The story of the women interned in Japanese prisoner-of-war camps during World War II undoubtedly speaks as a 20th-century testament to the indomitable human spirit and its will to survive. Unfortunately, Paradise Road
depicts the harrowing experience as a historical cliché, to the degree that it's nearly trivialized. As told by screenwriter-director Beresford -- a filmmaker with a spotty career, to say the least -- Paradise Road
loosely adapts true incidents that recount the lives of several women during their brutal three-year incarceration in the jungles of Sumatra. They're a multicultural group: English, Australian, Dutch, Chinese, with an American and a German thrown in for good measure. They're also a collection of stock characters: the noble Englishwoman, the plucky nun, the rebellious nurse, the forgiving missionary, the lovelorn beauty, the embittered loner. In feminist terms, it is the universal sisterhood that bonds these disparate women together in their common ordeal. This esprit de corps
manifests itself most symbolically through the “vocal orchestra” pieces they perform to remind themselves (and their captors) that they're still alive.

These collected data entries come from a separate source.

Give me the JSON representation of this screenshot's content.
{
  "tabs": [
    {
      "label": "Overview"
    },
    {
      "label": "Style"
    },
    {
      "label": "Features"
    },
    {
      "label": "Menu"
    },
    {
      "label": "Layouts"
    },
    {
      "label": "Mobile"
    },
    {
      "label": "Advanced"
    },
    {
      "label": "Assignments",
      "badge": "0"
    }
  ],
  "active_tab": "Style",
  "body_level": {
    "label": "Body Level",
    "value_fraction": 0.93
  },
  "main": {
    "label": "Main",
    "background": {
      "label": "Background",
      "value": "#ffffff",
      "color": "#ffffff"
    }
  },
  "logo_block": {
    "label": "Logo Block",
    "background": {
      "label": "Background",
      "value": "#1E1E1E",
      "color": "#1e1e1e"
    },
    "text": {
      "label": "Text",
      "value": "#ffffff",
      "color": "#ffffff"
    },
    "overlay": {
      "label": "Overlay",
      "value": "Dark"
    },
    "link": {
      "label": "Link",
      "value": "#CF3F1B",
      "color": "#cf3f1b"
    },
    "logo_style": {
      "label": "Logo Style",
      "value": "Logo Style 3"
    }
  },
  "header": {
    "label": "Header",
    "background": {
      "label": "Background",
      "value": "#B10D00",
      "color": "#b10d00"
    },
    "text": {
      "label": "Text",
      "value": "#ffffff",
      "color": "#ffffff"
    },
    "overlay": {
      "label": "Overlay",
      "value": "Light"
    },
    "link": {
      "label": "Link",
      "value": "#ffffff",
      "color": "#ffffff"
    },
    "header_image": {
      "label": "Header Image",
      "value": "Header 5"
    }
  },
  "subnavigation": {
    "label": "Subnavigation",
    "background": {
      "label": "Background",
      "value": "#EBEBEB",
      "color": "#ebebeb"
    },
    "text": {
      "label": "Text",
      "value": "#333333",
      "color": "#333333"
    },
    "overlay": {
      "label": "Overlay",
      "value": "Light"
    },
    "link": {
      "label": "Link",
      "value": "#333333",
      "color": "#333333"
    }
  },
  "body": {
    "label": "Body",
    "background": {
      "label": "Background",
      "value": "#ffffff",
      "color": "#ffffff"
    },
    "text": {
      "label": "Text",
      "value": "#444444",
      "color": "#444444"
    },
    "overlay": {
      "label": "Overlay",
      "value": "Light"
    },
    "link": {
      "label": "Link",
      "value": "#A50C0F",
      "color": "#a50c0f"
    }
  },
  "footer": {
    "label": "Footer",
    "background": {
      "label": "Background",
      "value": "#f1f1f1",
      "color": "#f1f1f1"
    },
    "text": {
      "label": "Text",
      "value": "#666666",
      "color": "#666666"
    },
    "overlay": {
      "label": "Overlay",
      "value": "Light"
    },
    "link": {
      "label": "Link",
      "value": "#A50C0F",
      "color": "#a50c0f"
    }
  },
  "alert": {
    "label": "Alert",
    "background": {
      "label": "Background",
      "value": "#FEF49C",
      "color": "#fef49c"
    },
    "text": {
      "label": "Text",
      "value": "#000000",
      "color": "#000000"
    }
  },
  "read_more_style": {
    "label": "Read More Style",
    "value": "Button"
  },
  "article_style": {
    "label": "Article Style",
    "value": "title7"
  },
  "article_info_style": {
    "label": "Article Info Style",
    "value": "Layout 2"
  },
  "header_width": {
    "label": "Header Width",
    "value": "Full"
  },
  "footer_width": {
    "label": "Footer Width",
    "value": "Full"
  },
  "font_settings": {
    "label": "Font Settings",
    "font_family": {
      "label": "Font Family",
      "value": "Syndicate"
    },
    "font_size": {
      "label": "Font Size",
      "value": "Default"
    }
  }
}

In a scene intended to evoke pathos, but which instead is unintentionally funny, the Japanese are literally stopped in their tracks upon hearing the debut symphony of music from a more refined and civilized world; it is, of course, a sound that soothes the heathen Oriental beast. (There's no question that Paradise Road
has a very Anglocentric perspective.) And although the film gradually attempts to humanize the barbaric and cruel Japanese to some degree, this is still an us-versus-them scenario, unlike other prisoner-of-war films such as The Bridge Over the River Kwai,
for example. None of the performances here make much of an indelible impression, particularly since there are so many characters upon which to focus. As the orchestra leader who inspires the women, Close is a little annoying at times in her headstrong dignity, while McDormand's Teutonic accent in the role of a doctor given to glib comments sometimes borders on parody. Ultimately, Paradise Road
is one of those well-intended films that doesn't completely succeed because it shortsightedly believes that its eloquent subject matter is enough, in and of itself, to create a memorable moviegoing experience. As this and countless other films based upon serious and weighty stories taken from real-life have proven, however, that's only one part of the equation.